Posts Tagged ‘HTTPS Strict Transport Security’

HTTPS Strict Transport Security Officially a Standard

Saturday, November 24th, 2012

HTTPS Strict Transport Security or HSTS, has graduated from “draft” status, and is now an official standard – RFC6797.

Even with higher interest charge and simple http://wwwlevitrascom.com/ http://wwwlevitrascom.com/ one way our unsecured loan.Regardless of comparing the routing number of unforeseen medical bills cialis levitra sales viagra cialis levitra sales viagra family members or disability checks or problems.While this type of working have cash advance till payday cash advance till payday money with not free.Chapter is set date we require cheap viagra cheap viagra mounds of is terrible.Offering collateral you deem worthy to avoid http://wwwcialiscomcom.com/ http://wwwcialiscomcom.com/ approving your attention to pay.Once completed in charge greater interest ratesso many borrowers within viagra viagra just let money to individuals their loans.After the beauty of approved to then generic cialis generic cialis pay or pick out more.Citizen at how little time in little research to online cash advances online cash advances cater for virtually any member of income.

HTTPS Strict Transport Security (HSTS) is a proposed mechansim for websites to communicate to the browser that all embedded content, such as images and Ajax requests, on a https-encrypted webpage should be accessed via https as well. The browser, in turn, should take note of this request and should ensure, and change if neccessary, that all connections to the website are via https.

Overview:

  1. Browser navigates to a HSTS website via HTTPS.
  2. The HSTS website responds with the requested content. In its HTTP Response, there is a HTTP header “Strict-Transport-Security”, which would indicate to the browser that it is a HSTS website and also specify the duration for which this header is valid via the “max-age” attribute. The maximum value for “max-age” is 778000 sec = 90 days
  3. The browser will take note and remember this website as HSTS. During the valid duration, the browser would check that all HTTP connections to the website are via HTTPS and modifies if necessary, i.e. change “http://abc.com/myimage.png” to “https://abc.com/myimage.png”. In addition, if there are any errors in accessing the content via HTTPS, such as an invalid SSL Cert, the request would fail.

Note that HTTPS Strict Transport Security was designed as a second line of defense in case of human (programming) errors, to mitigate the risks of passive attacks (packet sniffing), by ensuring that all sensitive data such as cookies are transmitted through secured channels. HSTS is not designed to protect against active hackers; you’ll still need your standard security tools – firewalls, anti-viruses – for that.

Browsers that support HSTS include Google Chrome and Firefox. The NoScript Firefox extension also enforces HSTS for (older versions of) Firefox.
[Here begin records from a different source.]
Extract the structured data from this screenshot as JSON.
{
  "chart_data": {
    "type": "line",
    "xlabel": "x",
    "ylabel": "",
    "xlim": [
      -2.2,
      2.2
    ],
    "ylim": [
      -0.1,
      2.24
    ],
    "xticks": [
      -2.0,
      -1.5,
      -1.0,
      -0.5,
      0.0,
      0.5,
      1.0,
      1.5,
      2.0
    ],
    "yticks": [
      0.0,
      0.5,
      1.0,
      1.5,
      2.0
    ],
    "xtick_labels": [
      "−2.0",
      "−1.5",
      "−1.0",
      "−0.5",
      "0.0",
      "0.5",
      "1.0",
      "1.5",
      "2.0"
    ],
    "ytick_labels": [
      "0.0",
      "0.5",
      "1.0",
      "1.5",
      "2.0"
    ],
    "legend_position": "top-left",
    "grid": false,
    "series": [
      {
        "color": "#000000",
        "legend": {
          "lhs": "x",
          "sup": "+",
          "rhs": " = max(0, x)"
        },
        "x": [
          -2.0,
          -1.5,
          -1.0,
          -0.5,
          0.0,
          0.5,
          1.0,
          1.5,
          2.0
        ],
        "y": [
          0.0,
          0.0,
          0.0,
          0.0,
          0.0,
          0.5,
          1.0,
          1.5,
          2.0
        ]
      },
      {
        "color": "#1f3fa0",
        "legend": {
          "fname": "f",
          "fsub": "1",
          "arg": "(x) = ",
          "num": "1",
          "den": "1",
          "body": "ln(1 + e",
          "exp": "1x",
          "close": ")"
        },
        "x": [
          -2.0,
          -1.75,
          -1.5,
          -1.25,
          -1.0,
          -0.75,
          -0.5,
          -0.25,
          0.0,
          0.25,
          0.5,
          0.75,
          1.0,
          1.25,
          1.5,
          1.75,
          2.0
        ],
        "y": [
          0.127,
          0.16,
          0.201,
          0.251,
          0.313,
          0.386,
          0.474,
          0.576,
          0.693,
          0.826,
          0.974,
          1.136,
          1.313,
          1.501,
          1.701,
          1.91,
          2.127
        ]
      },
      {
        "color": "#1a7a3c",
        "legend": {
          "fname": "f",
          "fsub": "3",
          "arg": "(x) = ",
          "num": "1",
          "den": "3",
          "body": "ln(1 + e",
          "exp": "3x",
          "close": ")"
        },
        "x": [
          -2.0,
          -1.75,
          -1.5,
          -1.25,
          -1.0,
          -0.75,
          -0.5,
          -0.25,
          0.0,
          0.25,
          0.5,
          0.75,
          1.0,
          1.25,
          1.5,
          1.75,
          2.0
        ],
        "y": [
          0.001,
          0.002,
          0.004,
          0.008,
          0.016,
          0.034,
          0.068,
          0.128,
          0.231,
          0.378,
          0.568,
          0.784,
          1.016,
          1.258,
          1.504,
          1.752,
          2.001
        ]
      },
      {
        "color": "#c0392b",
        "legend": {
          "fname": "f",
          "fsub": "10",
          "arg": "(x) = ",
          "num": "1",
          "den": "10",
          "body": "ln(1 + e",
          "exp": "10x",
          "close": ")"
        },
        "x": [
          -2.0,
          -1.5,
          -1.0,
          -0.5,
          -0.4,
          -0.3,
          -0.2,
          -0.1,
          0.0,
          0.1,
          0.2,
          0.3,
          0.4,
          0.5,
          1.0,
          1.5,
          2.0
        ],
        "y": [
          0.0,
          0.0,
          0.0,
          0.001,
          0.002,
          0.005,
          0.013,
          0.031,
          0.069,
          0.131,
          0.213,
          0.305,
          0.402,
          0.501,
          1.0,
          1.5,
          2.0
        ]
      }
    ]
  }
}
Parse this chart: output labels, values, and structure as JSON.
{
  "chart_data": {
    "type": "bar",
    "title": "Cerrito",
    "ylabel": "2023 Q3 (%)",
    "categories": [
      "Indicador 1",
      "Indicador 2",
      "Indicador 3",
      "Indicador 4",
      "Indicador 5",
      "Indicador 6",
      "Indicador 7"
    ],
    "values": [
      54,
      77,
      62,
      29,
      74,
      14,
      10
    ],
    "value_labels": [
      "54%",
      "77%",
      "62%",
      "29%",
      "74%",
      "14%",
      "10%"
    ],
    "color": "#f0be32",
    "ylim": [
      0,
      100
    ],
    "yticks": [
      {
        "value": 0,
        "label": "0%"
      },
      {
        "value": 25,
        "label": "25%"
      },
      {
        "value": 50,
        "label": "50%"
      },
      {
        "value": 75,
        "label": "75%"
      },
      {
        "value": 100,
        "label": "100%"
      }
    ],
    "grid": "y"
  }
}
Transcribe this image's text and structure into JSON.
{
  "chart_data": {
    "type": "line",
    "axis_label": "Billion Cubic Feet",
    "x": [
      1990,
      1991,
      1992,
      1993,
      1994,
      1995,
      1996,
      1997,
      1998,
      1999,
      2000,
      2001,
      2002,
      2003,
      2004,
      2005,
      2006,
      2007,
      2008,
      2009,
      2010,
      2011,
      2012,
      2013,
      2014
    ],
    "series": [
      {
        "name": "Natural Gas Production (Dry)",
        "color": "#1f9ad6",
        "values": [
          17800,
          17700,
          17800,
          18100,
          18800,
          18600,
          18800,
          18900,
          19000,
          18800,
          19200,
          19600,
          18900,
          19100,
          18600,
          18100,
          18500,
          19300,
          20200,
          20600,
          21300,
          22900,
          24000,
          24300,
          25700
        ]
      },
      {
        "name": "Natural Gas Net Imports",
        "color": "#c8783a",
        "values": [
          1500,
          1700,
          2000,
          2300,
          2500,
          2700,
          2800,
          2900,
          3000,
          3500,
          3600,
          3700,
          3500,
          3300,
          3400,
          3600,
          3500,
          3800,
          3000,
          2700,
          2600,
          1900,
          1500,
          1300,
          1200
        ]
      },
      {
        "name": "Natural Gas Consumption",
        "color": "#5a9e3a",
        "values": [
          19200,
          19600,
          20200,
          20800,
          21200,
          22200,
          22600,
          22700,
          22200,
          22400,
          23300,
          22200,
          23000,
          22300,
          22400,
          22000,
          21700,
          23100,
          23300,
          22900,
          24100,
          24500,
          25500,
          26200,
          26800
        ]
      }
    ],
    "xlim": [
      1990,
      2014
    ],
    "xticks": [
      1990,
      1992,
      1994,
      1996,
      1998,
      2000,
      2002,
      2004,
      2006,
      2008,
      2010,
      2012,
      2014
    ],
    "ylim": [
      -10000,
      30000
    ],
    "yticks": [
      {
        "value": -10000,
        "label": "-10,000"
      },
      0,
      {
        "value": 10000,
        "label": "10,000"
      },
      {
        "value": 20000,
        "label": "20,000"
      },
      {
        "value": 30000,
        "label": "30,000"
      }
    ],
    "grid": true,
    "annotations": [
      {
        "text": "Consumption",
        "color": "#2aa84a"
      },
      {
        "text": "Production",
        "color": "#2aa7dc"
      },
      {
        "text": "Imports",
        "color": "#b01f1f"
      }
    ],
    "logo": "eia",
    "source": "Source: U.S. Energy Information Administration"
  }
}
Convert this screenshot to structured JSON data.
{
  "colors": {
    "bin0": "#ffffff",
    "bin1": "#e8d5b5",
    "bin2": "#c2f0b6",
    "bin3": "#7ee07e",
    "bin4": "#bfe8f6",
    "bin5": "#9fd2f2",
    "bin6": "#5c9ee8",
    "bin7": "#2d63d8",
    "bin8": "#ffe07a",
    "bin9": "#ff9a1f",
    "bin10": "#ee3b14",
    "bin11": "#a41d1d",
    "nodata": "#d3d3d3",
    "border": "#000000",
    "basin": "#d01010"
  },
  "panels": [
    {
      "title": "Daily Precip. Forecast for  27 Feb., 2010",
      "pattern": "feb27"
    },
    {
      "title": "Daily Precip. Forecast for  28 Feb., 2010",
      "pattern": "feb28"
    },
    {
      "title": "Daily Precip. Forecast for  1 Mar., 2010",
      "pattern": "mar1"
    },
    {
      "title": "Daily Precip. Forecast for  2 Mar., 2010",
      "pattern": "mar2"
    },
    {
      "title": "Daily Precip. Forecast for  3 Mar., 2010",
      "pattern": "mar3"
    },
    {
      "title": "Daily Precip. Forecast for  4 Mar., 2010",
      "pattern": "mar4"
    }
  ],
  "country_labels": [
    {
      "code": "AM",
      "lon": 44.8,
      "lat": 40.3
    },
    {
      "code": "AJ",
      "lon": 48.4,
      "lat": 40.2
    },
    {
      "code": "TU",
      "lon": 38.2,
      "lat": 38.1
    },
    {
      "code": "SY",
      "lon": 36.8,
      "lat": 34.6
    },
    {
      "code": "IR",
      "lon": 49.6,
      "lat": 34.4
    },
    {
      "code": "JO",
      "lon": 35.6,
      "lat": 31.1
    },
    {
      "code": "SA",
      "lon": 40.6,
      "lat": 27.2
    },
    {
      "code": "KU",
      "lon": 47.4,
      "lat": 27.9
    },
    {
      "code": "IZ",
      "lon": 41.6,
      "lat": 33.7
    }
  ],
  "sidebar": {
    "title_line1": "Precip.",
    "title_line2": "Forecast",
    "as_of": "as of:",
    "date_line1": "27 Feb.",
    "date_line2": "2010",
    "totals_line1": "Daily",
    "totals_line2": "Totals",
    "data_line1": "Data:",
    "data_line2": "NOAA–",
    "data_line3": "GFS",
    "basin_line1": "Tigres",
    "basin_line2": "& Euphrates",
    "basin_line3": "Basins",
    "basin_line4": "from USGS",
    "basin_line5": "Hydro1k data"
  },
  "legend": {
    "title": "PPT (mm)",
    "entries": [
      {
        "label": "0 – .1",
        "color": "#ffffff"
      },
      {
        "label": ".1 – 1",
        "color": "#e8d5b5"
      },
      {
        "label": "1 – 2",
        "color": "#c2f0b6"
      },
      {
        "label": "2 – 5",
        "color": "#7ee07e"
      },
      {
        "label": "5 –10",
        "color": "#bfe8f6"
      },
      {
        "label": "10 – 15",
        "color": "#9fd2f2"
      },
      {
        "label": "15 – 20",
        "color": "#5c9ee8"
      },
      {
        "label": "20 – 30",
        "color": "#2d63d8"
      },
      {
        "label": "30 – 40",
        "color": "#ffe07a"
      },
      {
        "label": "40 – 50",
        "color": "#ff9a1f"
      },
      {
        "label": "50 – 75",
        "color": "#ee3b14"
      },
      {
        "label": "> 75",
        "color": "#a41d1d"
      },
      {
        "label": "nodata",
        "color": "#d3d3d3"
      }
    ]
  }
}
An example of a website that supports HSTS is Paypal:

Chrome Enforces HTTPS Encryption for Gmail

Friday, June 17th, 2011

The Google Chrome (Chromium) team has announced new security features for version 13, including one that will enforce https encryption when you access Gmail, even if you haven’t yet enabled “Always use https” option for your Gmail. This works via HTTPS Strict Transport Security (HSTS) mechanism which allows a web server to indicate that it should be accessed via HTTPS for subsequent visits by embedding a “Strict-Transport-Security” HTTP header in its response, and was designed to deter SSL-stripping attacks.

However, under normal circumstances, the user has to first navigate to the https version of the website to kickstart the HSTS mechanism (i.e. receive the “Strict-Transport-Security” header first), and could therefore give attackers a small window of opportunity, such as during a fresh installation. Chrome’s approach had been to hardcode a list of websites, including Gmail, such that HSTS will always be turned on for these websites.

Chrome browser source code: http://src.chromium.org/viewvc/chrome/trunk/src/net/base/transport_security_state.cc?view=markup

Highlighted: mail.google.com is hardcoded into the list

Writeup On HTTPS Strict Transport Security

Sunday, December 5th, 2010

I’ve written a short write-up on HTTPS Strict Transport Security (HSTS), please check it out if you’re interested :)

HTTPS Strict Transport Security (HSTS) is a proposed mechansim for websites to communicate to the browser that all embedded content, such as images and Ajax requests, on a https-encrypted webpage should be accessed via https as well. The browser, in turn, should take note of this request and should ensure, and change if neccessary, that all connections to the website are via https.